A chilly wind whipped across the bay, ruffling the roof of the giant marquee that had materialised on the edge of Singleton Park, but the atmosphere inside couldn’t have been warmer as the Swansea section of the “Red wall” roared their support for the Welsh football team.
“Amazing, isn’t it?” said diehard supporter Paul Cullen, 34, drinking in the sights and sounds of a vibrant fan park with his three young sons, all of whom play for the Swansea academy. “This competition is massive for Wales. We are the smallest nation in our group but that doesn’t mean a thing when you have fight and passion and belief. I love it.”
When Gareth Bale equalised against the USA in Cymru’s first game at the World Cup finals since 1958, the fan park erupted. Strangers hugged, kissed and danced. The polite notices not to throw beer into the air were roundly ignored. The game ended 1-1 but few left disappointed.
“This means so much,” said a dewy-eyed Paul Carroll, 40. “I may never see the like of this tournament with my kids again. It’s the best feeling. I’m so proud.”
Just being at the World Cup after so many decades felt like a win. Before kick-off fans had jumped on tables and joined in ear-bashing versions of Tom Jones’ Delilah and Yma o Hyd (Still Here), the defiant Welsh language folk song that has been adopted by the squad and has become a fan favourite.
The rendition of the national anthem threatened to do more damage to the tent roof than the bitter wind ever could, as 2,000 fans here – and 3 million more across the nation – united in song.
Some wore lucky shirts that they vowed to keep on throughout the group stage no matter the beer or sweat stains. Others followed rituals they hoped would bring fortune – the same pub, the same curry house they went to during Wales’s qualification campaign.
There were few here who could remember Wales’s 1958 World Cup adventure (they lost in the quarter-final to Pelé’s Brazil). Alun Jenkins, 75, was around but he said he had just failed his 11-plus. “So I had other things on my mind. I don’t think it was such a big deal then.”
It’s certainly a big deal now.
The former Welsh goalkeeper, Neville Southall, who was in attendance to launch this Swansea fan park, said he hoped the World Cup would raise the mood of the nation. “It’s good for the people to have some hope, some joy in these pretty gloomy times,” he said.
Southall did not shy away from the sensitive issues, criticising Fifa for threatening to sanction players who wear the OneLove armband: “Why penalise someone promoting inclusivity? Football is for everybody.”
It felt a little bit worse when Laura McAllister, professor of public policy at Cardiff University and a former captain of the Welsh women’s football team, tweeted from Qatar that her rainbow bucket hat had been confiscated. “We will continue to stand up for our values,” she said.
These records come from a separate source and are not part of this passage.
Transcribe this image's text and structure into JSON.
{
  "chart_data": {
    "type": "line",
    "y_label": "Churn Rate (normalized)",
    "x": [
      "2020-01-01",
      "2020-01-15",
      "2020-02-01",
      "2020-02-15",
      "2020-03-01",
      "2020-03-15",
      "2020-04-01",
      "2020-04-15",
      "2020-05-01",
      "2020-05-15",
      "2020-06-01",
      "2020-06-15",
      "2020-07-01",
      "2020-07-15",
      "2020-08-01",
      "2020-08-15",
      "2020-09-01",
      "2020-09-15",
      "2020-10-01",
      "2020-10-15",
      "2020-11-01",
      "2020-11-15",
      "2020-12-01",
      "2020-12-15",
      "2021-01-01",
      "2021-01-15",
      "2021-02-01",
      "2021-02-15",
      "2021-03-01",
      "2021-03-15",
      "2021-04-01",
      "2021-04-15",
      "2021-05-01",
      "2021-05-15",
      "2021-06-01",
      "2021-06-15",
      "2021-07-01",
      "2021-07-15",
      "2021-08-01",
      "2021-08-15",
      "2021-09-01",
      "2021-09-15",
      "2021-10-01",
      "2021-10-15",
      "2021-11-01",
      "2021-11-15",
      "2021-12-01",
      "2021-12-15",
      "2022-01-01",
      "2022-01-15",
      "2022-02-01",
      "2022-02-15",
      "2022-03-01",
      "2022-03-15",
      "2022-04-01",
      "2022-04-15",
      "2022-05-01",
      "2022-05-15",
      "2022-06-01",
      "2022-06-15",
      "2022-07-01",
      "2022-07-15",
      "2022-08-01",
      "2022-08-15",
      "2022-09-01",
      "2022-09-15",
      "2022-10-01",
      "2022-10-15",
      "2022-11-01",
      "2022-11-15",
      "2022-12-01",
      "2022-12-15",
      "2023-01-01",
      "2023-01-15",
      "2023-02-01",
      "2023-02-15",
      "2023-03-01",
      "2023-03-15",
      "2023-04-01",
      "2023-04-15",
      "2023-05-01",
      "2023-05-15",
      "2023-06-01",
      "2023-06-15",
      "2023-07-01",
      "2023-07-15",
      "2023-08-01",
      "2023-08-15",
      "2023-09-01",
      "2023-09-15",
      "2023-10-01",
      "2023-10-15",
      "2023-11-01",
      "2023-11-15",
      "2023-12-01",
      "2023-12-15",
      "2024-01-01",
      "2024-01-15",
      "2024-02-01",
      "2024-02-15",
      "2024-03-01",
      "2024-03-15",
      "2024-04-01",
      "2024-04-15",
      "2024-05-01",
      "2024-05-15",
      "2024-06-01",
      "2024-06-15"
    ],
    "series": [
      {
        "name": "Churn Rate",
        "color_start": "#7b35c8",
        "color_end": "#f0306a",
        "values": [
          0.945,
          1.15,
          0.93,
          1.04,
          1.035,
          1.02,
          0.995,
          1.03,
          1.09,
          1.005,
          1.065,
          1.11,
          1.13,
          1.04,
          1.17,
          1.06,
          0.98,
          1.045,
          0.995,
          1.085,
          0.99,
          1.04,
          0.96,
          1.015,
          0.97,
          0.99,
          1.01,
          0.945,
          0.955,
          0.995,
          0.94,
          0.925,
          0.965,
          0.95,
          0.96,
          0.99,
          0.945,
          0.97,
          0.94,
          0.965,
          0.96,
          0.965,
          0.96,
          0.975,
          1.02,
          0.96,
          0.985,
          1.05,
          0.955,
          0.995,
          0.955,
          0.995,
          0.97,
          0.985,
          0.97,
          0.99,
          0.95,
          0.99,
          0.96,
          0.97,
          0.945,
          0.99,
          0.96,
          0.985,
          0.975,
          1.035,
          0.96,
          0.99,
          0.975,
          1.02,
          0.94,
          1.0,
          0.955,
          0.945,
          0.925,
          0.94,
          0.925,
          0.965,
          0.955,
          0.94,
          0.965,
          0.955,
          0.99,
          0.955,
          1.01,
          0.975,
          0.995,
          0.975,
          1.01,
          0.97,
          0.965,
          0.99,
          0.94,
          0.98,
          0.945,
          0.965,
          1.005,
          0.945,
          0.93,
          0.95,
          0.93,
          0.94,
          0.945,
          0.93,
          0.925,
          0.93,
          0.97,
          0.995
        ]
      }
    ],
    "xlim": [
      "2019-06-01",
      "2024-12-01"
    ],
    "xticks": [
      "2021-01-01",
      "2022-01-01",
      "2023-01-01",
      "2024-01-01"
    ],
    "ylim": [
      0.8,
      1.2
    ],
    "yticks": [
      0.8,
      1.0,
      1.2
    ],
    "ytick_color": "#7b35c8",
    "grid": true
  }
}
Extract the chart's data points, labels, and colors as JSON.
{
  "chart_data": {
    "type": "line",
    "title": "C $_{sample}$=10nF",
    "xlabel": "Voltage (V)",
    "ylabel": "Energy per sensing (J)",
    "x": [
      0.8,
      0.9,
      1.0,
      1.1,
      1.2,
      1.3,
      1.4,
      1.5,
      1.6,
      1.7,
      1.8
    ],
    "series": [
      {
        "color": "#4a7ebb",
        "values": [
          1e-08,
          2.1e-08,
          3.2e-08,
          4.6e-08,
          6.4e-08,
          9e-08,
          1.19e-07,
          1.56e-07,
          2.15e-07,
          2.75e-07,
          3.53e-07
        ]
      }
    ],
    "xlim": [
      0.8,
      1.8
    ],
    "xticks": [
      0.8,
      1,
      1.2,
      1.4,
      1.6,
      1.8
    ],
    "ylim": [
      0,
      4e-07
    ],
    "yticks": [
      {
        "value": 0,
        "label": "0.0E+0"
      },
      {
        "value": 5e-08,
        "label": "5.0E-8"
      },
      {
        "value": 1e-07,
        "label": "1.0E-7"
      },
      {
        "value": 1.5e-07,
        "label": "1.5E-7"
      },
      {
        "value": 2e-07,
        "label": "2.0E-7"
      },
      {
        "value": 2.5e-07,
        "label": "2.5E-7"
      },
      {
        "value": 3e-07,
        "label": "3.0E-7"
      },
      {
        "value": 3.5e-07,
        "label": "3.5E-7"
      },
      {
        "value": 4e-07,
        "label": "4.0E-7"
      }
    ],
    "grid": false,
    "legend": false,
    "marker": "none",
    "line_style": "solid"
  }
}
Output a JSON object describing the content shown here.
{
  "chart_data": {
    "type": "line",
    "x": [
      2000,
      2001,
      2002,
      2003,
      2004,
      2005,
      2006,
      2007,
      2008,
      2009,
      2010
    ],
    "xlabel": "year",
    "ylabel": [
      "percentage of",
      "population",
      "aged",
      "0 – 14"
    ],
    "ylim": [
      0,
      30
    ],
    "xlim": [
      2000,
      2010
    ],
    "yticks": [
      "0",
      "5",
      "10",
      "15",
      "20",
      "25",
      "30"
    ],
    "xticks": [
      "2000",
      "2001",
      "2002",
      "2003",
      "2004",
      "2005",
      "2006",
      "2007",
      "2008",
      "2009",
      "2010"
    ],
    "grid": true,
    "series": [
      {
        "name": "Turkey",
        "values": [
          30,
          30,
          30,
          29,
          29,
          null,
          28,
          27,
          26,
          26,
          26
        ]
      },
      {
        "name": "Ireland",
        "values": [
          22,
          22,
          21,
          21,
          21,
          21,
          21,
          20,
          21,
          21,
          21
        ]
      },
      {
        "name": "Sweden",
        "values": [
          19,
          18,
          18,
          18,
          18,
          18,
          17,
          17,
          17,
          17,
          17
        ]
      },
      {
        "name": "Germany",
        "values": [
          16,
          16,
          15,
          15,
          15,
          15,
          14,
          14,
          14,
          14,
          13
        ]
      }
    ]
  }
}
Ahead of kick-off, McAllister had explained the importance of the World Cup for Wales. “The whole Welsh football scene has been a reflection of a new self-confidence in the nation, especially among younger people,” she said.
“This gives us a chance to show what our strengths, our USP are. It’s a huge platform. We will be doing everything we can not just to win games but to leverage as much profile and awareness and knowledge.”
Evie Jones, 18, left the Swansea marquee beaming. “We’ve got the best flag, the best anthem, the best fans. I can’t wait for the next game.”